Once Baby FAF can communicate in English, I will switch to teaching him Vietnamese at home. Mr. FAF will be in charge of teaching our son Mandarin Chinese.
Related: Our 7 Expectations Of Our Son
Benefits of being multilingual
Being able to speak a foreign language fluently comes at a cost. According to a Daily Mail article, Chinese Mandarin (with 955 million speakers) is the most expensive language to learn, costing a person roughly $87,000 to be fluent, followed by Arabic at $82,500 and Japanese at $70,000.
If Baby FAF can learn to speak and write Mandarin fluently from Mr. FAF, he will:
— Save us $87,000 on courses, books, and tutoring (not taking into account inflation).
— Have an edge for job opportunities that require Chinese Mandarin proficiency.
— Communicate with so many more people in the world and get exposed to different perspectives in order to broaden his horizon.
— Be more effective at communication and more perceptive in different social settings than monolingual children, according to a 2015 study published in the Psychological Science journal.
If he can also master Vietnamese, Baby FAF will be trilingual in English, Mandarin, and Vietnamese. The possibilities are endless.
I realized the scenario I described above is ideal.

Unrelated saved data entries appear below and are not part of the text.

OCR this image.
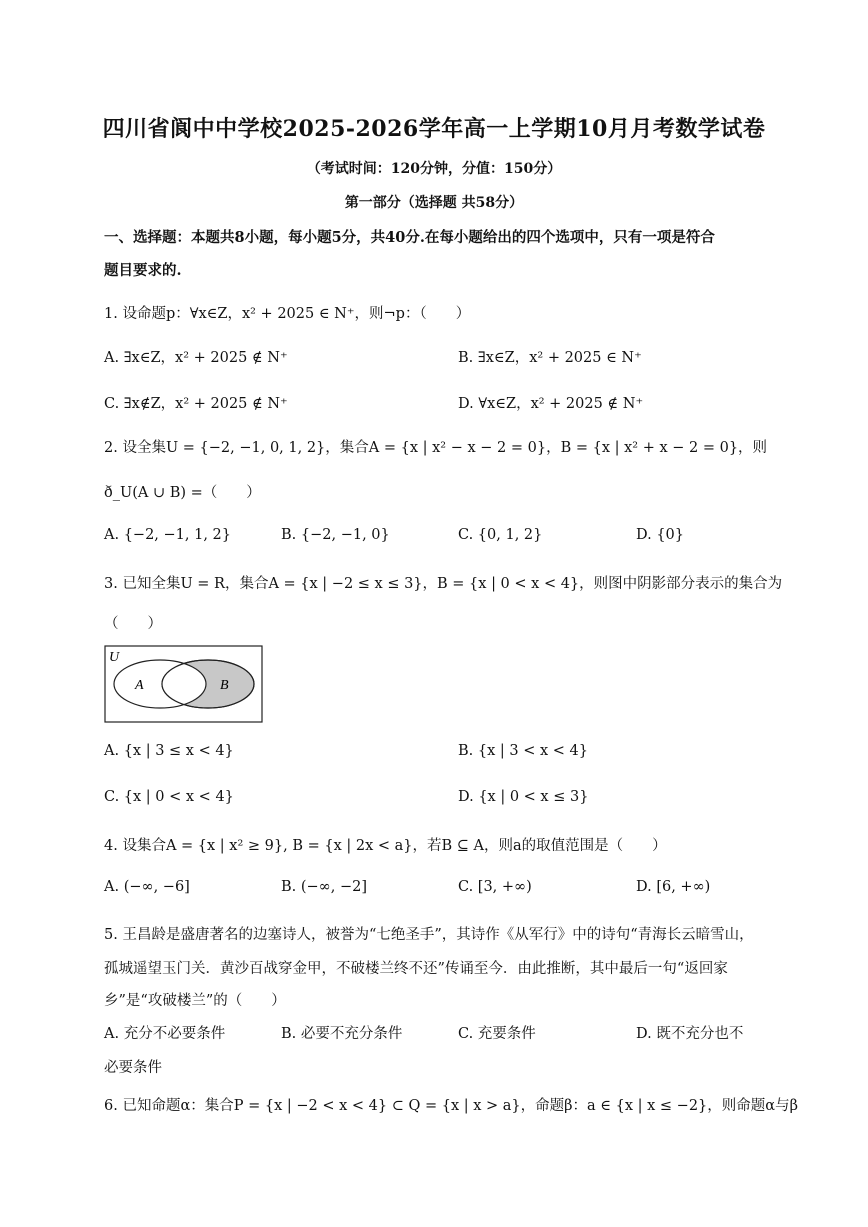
四川省阆中中学校2025-2026学年高一上学期10月月考数学试卷
（考试时间：120分钟，分值：150分）
第一部分（选择题 共58分）
一、选择题：本题共8小题，每小题5分，共40分.在每小题给出的四个选项中，只有一项是符合
题目要求的.
1. 设命题p：∀x∈Z，x² + 2025 ∈ N⁺，则¬p：（　　）
A. ∃x∈Z，x² + 2025 ∉ N⁺	B. ∃x∈Z，x² + 2025 ∈ N⁺
C. ∃x∉Z，x² + 2025 ∉ N⁺	D. ∀x∈Z，x² + 2025 ∉ N⁺
2. 设全集U = {−2, −1, 0, 1, 2}，集合A = {x | x² − x − 2 = 0}，B = {x | x² + x − 2 = 0}，则
ð_U(A ∪ B) =（　　）
A. {−2, −1, 1, 2}	B. {−2, −1, 0}	C. {0, 1, 2}	D. {0}
3. 已知全集U = R，集合A = {x | −2 ≤ x ≤ 3}，B = {x | 0 < x < 4}，则图中阴影部分表示的集合为
（　　）
U
A	B
A. {x | 3 ≤ x < 4}	B. {x | 3 < x < 4}
C. {x | 0 < x < 4}	D. {x | 0 < x ≤ 3}
4. 设集合A = {x | x² ≥ 9}, B = {x | 2x < a}，若B ⊆ A，则a的取值范围是（　　）
A. (−∞, −6]	B. (−∞, −2]	C. [3, +∞)	D. [6, +∞)
5. 王昌龄是盛唐著名的边塞诗人，被誉为“七绝圣手”，其诗作《从军行》中的诗句“青海长云暗雪山，
孤城遥望玉门关．黄沙百战穿金甲，不破楼兰终不还”传诵至今．由此推断，其中最后一句“返回家
乡”是“攻破楼兰”的（　　）
A. 充分不必要条件	B. 必要不充分条件	C. 充要条件	D. 既不充分也不
必要条件
6. 已知命题α：集合P = {x | −2 < x < 4} ⊂ Q = {x | x > a}，命题β：a ∈ {x | x ≤ −2}，则命题α与β
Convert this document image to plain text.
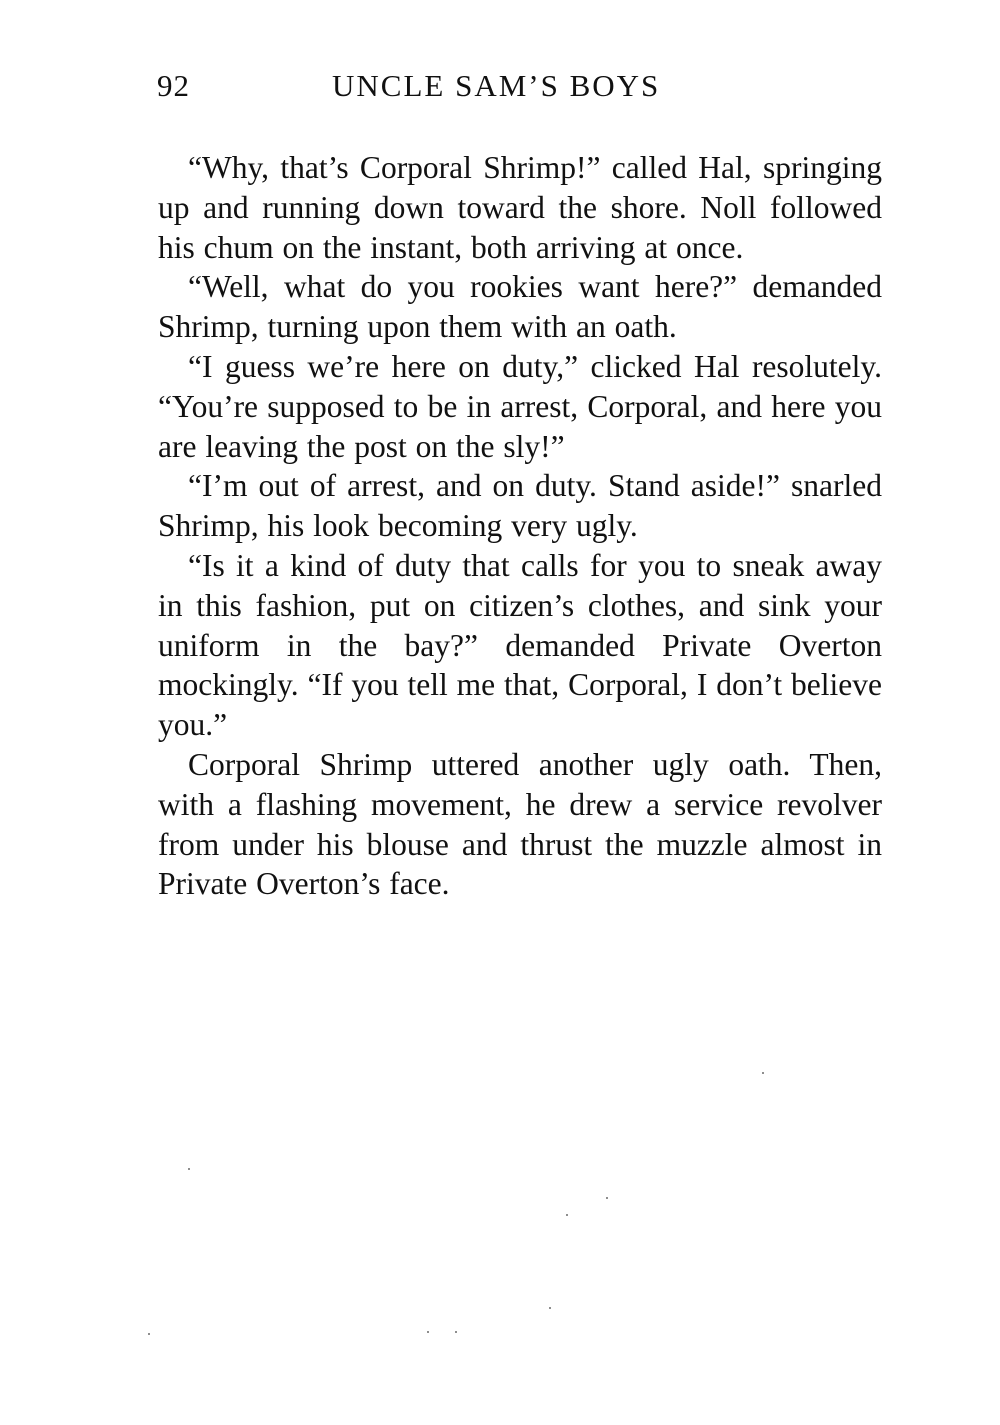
92	UNCLE SAM’S BOYS

“Why, that’s Corporal Shrimp!” called Hal, springing up and running down toward the shore. Noll followed his chum on the instant, both arriving at once.

“Well, what do you rookies want here?” demanded Shrimp, turning upon them with an oath.

“I guess we’re here on duty,” clicked Hal resolutely. “You’re supposed to be in arrest, Corporal, and here you are leaving the post on the sly!”

“I’m out of arrest, and on duty. Stand aside!” snarled Shrimp, his look becoming very ugly.

“Is it a kind of duty that calls for you to sneak away in this fashion, put on citizen’s clothes, and sink your uniform in the bay?” demanded Private Overton mockingly. “If you tell me that, Corporal, I don’t believe you.”

Corporal Shrimp uttered another ugly oath. Then, with a flashing movement, he drew a service revolver from under his blouse and thrust the muzzle almost in Private Overton’s face.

We can have our hopes and dreams all lined up, but ultimately, it will be Baby FAF’s decision to work hard at learning all three languages.
Over the past 12 years of living in America, I have talked to many of my Asian American friends (i.e. Vietnamese, Chinese, Korean, Japanese) who say that their parents spoke their Asian language at home when they were young.
But as they entered elementary school and got used to the English language taught at school, they found it increasingly difficult to express themselves in their Asian language. The desire to assimilate into the American culture where English is the dominant language is also at play.
As a result, my friends got frustrated. They either responded in English or avoided communication with their parents altogether.
Some of them can no longer speak the language. Some can speak but can’t write. Some can speak and write fluently. I understand where they are coming from and sympathize with the frustration they’ve gone through.
Part of me hopes that our son will grow up speaking the languages we grew up speaking. But part of me is also preparing mentally for a day when he comes home from school and tells us he no longer wants to speak Vietnamese or Chinese with us.
We will try our best to teach him what we can. But I also understand the power of resistance in a child. The more I force him to do something, the more he will push me away. And that’s exactly what I don’t want to happen.
I always have to remind myself that Baby FAF is only 3 years old, and that I need to manage my expectations for everyone in our family to be happy.
As parents, we all want our children to grow up being successful and happy no matter what they choose to do. I want nothing but the best for our son. If Mr. FAF and I can give Baby FAF the gift of multilingualism, we will try our best to make that happen.
But we also understand that racism and discrimination still exists in America. Being able to speak multiple languages, though beneficial, can sometimes be misconstrued as being foreign.
I have met Americans who proudly say that they don’t speak any foreign languages because they’re 100% American. I am glad that people take pride in their identity. People should do what makes them happy as long as it doesn’t negatively affect the people around them.
But when that stereotype affects whether my son wants to pick up his Asian languages, that’s where I take issue with the misconception. Being American doesn’t necessarily equate being able to speak only American English and vice versa.
We chose to raise our son in America, one of the greatest nations on earth. But we want our son to remember that no matter where he goes and what language he speaks, the Vietnamese and Chinese ethnicity will forever be part of his identity.
What foreign language do you want to teach your children or want them to learn in school? Do you think it’s beneficial to be fluent in multiple languages in America?